The charges have made no noticeable impact on Bolsonaro’s behavior. He and his allies in Congress are using the remaining months of his current term to try to strip away the considerable rights baked into Brazil’s 1988 constitution. The country’s right wing, in league with agribusiness and mining interests, has pushed a pair of bills that would effectively erase the process for defining and protecting indigenous lands. If they become law, the bills would legalize already operating illegal mining and open the door for new mining, power plants, and massive agriculture projects to proceed without the consent of affected communities, in violation of protections mandated by the U.N. Declaration on the Rights of Indigenous Peoples.

Brazil’s Supreme Court is also expected to decide soon whether to accept a “marco temporal” (“time limit”).
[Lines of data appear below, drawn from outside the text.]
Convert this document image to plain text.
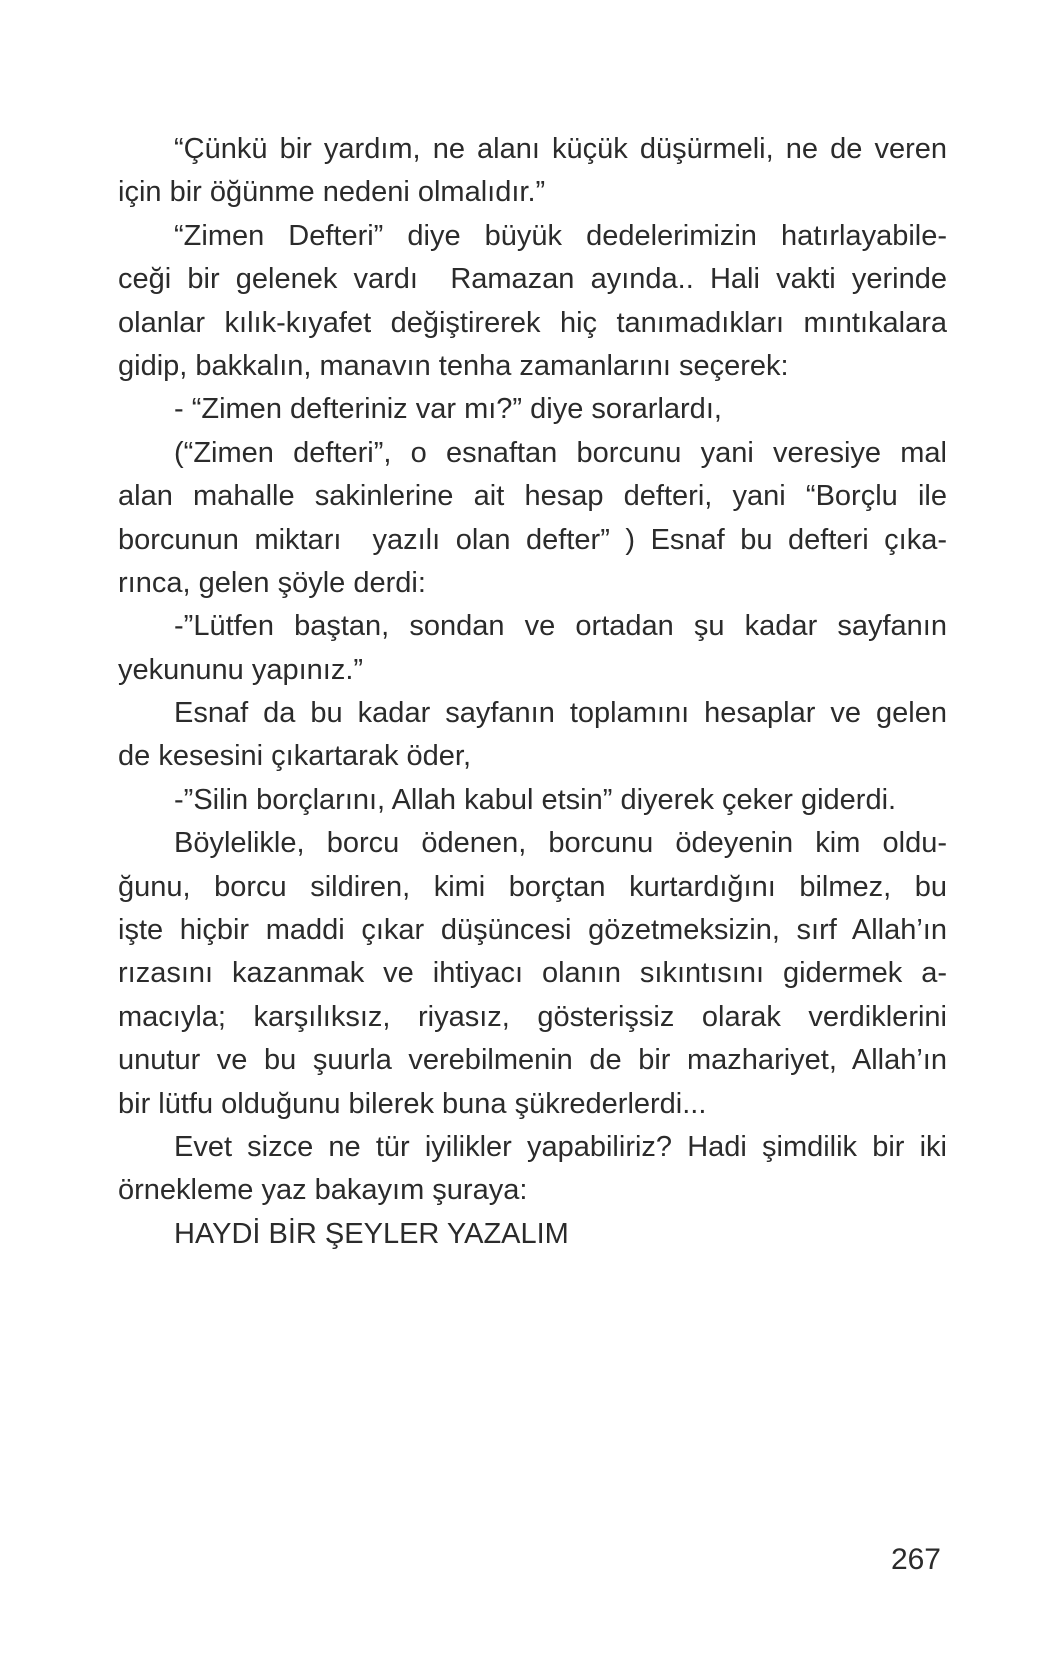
“Çünkü bir yardım, ne alanı küçük düşürmeli, ne de veren
için bir öğünme nedeni olmalıdır.”
“Zimen Defteri” diye büyük dedelerimizin hatırlayabile-
ceği bir gelenek vardı  Ramazan ayında.. Hali vakti yerinde
olanlar kılık-kıyafet değiştirerek hiç tanımadıkları mıntıkalara
gidip, bakkalın, manavın tenha zamanlarını seçerek:
- “Zimen defteriniz var mı?” diye sorarlardı,
(“Zimen defteri”, o esnaftan borcunu yani veresiye mal
alan mahalle sakinlerine ait hesap defteri, yani “Borçlu ile
borcunun miktarı  yazılı olan defter” ) Esnaf bu defteri çıka-
rınca, gelen şöyle derdi:
-”Lütfen baştan, sondan ve ortadan şu kadar sayfanın
yekununu yapınız.”
Esnaf da bu kadar sayfanın toplamını hesaplar ve gelen
de kesesini çıkartarak öder,
-”Silin borçlarını, Allah kabul etsin” diyerek çeker giderdi.
Böylelikle, borcu ödenen, borcunu ödeyenin kim oldu-
ğunu, borcu sildiren, kimi borçtan kurtardığını bilmez, bu
işte hiçbir maddi çıkar düşüncesi gözetmeksizin, sırf Allah’ın
rızasını kazanmak ve ihtiyacı olanın sıkıntısını gidermek a-
macıyla; karşılıksız, riyasız, gösterişsiz olarak verdiklerini
unutur ve bu şuurla verebilmenin de bir mazhariyet, Allah’ın
bir lütfu olduğunu bilerek buna şükrederlerdi...
Evet sizce ne tür iyilikler yapabiliriz? Hadi şimdilik bir iki
örnekleme yaz bakayım şuraya:
HAYDİ BİR ŞEYLER YAZALIM
267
The court could rule that tribes only have the right to claim traditionally held territories if they can prove they were physically occupied when the constitution was ratified. If the court decides against indigenous people, APIB coordinator Sônia Guajajara explained, it would “represent an open invitation for farming and mining interests to destroy precious ecosystems in the name of commerce.” Tribes converged in Brasília throughout the summer to demonstrate against both the land rights bills and the marco temporal. They set up a sprawling, bustling encampment within the “fuselage” of the capital’s famed airplane layout, completed in 1960 as a showcase of the country’s Western-facing modernity. Both measures have been stalled since the summer.

Left-wing politicians face considerable threats, too. “Being killed is a concrete possibility,” Talíria Petrone, a federal deputy with PSOL—the Party for Socialism and Liberation—told the PI delegation. Her friend and PSOL city councillor for Rio de Janeiro, Marielle Franco, was killed in 2018 in what is widely considered a political assassination, which has not been thoroughly investigated by authorities. Petrone has faced death threats, and in 2019 federal police uncovered an assassination plot against her. “Many of our representatives can’t leave their homes,” Petrone said. At the meeting, she said she couldn’t go back to Rio de Janeiro, which she represents, though the lawmaker eventually returned in an armored car in late October.

“The democratic crisis and the climate crisis go together,” she added, “and they’re speeded along by the same forces.”